As determined as any of the artists of his day to paint the definitive representation of Niagara, Regis painted many views of the falls. According to Adamson, the artist’s Niagara, The Table Rock – Winter from 1847 was one of the earliest ambitious winter portrayals. The composition is a conventional view, which Regis individualises by presenting the falls in the depths of the frozen winter under dark, snow-laden clouds: “Few nineteenth century portrayals of Niagara match the Gothic horror of this gloomy, ice-girt depiction.”¹
Photographs of the falls in winter from the period and today suggest that this painting could be interpreted as a straightforward representation of a natural wonder as it appears in winter. (Interestingly, the falls actually froze over in March 1848, the year after Regis painted this work, and no water fell for as much as forty hours.)
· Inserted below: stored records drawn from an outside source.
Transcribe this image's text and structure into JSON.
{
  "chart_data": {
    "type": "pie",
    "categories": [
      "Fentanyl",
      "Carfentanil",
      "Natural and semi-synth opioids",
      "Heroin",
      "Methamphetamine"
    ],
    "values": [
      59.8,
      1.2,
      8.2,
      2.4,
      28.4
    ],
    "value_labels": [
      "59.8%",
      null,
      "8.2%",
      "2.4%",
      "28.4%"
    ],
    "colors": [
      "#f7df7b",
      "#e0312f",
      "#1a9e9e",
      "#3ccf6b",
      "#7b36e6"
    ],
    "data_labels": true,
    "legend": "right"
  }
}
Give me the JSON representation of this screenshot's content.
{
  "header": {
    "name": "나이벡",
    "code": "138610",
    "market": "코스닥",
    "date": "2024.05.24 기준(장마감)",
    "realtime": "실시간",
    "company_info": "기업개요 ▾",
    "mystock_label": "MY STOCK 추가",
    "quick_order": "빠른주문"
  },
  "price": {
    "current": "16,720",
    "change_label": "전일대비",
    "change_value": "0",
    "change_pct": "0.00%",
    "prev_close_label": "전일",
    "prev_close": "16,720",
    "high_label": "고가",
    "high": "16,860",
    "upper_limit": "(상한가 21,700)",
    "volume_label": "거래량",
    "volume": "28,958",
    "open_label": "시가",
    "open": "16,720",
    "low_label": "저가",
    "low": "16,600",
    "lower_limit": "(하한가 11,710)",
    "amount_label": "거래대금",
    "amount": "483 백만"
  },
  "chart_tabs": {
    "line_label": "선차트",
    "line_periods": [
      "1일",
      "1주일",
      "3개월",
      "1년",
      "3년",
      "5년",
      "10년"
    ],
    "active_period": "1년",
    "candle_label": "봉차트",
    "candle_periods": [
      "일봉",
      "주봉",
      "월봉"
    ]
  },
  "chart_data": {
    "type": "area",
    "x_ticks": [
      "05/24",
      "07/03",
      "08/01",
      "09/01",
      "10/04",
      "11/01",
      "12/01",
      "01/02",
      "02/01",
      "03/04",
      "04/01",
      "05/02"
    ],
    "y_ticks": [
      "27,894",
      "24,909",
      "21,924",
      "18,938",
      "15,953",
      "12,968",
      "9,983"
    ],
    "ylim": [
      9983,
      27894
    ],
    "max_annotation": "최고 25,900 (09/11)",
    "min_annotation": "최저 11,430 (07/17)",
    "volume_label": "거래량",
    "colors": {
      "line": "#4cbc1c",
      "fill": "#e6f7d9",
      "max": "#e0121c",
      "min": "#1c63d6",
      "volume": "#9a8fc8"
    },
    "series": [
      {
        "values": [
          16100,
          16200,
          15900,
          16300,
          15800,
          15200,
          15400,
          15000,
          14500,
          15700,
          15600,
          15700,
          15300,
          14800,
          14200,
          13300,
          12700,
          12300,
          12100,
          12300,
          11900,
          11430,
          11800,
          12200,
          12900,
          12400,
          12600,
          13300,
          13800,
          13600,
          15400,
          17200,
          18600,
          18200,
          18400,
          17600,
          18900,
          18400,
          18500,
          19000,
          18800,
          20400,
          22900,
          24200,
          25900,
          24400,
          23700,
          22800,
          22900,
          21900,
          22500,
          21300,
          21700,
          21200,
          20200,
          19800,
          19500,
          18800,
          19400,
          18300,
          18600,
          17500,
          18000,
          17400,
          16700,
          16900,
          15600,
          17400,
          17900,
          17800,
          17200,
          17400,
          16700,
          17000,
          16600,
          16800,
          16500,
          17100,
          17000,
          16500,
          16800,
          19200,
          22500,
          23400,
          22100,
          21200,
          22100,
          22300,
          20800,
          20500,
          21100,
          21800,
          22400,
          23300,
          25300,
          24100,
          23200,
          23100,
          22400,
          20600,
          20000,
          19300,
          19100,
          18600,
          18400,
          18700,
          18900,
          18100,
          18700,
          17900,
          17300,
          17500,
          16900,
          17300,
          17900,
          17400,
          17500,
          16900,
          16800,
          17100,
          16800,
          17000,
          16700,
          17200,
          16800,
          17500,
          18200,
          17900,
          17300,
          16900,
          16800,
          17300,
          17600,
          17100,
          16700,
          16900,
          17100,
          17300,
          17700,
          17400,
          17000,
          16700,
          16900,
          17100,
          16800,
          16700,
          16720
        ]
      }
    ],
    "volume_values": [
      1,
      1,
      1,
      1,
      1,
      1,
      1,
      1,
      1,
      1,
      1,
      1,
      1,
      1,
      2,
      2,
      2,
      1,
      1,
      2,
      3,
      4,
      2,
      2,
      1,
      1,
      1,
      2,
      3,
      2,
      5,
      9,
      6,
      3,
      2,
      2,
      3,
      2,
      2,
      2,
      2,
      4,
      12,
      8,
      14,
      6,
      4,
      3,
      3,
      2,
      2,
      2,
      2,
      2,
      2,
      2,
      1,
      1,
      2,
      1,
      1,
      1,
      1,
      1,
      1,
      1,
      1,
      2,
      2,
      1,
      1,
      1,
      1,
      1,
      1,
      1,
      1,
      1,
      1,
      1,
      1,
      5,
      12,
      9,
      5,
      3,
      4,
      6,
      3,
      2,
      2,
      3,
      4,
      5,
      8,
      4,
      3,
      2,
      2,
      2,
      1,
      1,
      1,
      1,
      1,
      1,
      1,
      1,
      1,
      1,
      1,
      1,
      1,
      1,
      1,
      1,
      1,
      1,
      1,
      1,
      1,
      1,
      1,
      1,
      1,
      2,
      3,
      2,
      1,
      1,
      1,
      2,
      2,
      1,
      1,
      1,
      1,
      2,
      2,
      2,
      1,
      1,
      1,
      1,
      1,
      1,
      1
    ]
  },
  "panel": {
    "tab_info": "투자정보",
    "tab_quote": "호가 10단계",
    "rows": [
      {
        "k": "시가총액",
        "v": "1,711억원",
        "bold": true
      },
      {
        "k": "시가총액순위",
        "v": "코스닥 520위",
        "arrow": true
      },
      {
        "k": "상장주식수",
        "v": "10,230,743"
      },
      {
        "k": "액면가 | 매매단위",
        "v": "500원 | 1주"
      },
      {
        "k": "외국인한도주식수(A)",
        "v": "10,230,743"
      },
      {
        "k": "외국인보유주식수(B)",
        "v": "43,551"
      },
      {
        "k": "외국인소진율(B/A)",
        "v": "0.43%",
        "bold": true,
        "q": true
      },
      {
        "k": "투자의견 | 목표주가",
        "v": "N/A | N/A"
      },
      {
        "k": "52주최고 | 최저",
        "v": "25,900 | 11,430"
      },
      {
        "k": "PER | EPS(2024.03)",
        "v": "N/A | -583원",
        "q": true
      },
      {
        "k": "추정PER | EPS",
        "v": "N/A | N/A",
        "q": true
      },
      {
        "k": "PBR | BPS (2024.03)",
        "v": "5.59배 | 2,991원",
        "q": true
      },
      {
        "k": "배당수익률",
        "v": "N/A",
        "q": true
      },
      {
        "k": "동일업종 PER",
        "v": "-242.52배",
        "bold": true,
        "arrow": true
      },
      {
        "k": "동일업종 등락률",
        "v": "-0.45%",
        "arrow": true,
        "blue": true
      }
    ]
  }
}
However, given the falls’ growing status as a national icon, could it be that this painting, with its heavy sense of foreboding, alludes to the perilous state of the nation as it faced the prospect of the secession of the southern states, the division of the Union and Civil War? It has been suggested that the eagle (designated the national bird in 1784) flying through the mists towards the ice formations, is an allusion to nationalism – possibly to the concept of Manifest Destiny, the 19th-century belief that the expansion of the United States throughout the American continents was both justified and inevitable.
Art historians have also pointed out that the figure in the foreground carrying a staff and portfolio may be the artist himself. It seems that Regis intended to identify himself with the idea of landscape painting and perhaps also with the notion of the artist as commentator.
The painting is today in the United States Senate Collection. Colonel Charles Carroll of Maryland, the son of Charles Carroll of Carollton, the only Catholic to sign the Declaration of Independence, acquired Regis’ Niagara, The Table Rock – Winter, shortly after its execution. His widow left instructions that, upon her death, the painting should be donated to the US government. It now hangs in the United States Capitol, where Alan and I were fortunate to see it in the company of Melinda Smith, the Senate Collection Curator, in May 2017.
The Table Rock Today
The view depicted in the painting shows the Table Rock, a promontory that was popular as a viewing platform in his day, with the Horseshoe Falls in the background. After centuries of continuous erosion the Table Rock, following a series of smaller rockfalls, collapsed on June 26th, 1850, taking a carriage with it (the driver survived).
Further rock falls occurred in subsequent years, and for safety reasons, the remaining rock was blasted in 1935. Today the Table Rock Welcome Centre commemorates the site of the old promontory. Inside the Welcome Centre visitors can take an elevator down 125 feet to a series of tunnels built in 1889 that lead behind the sheet of falling water.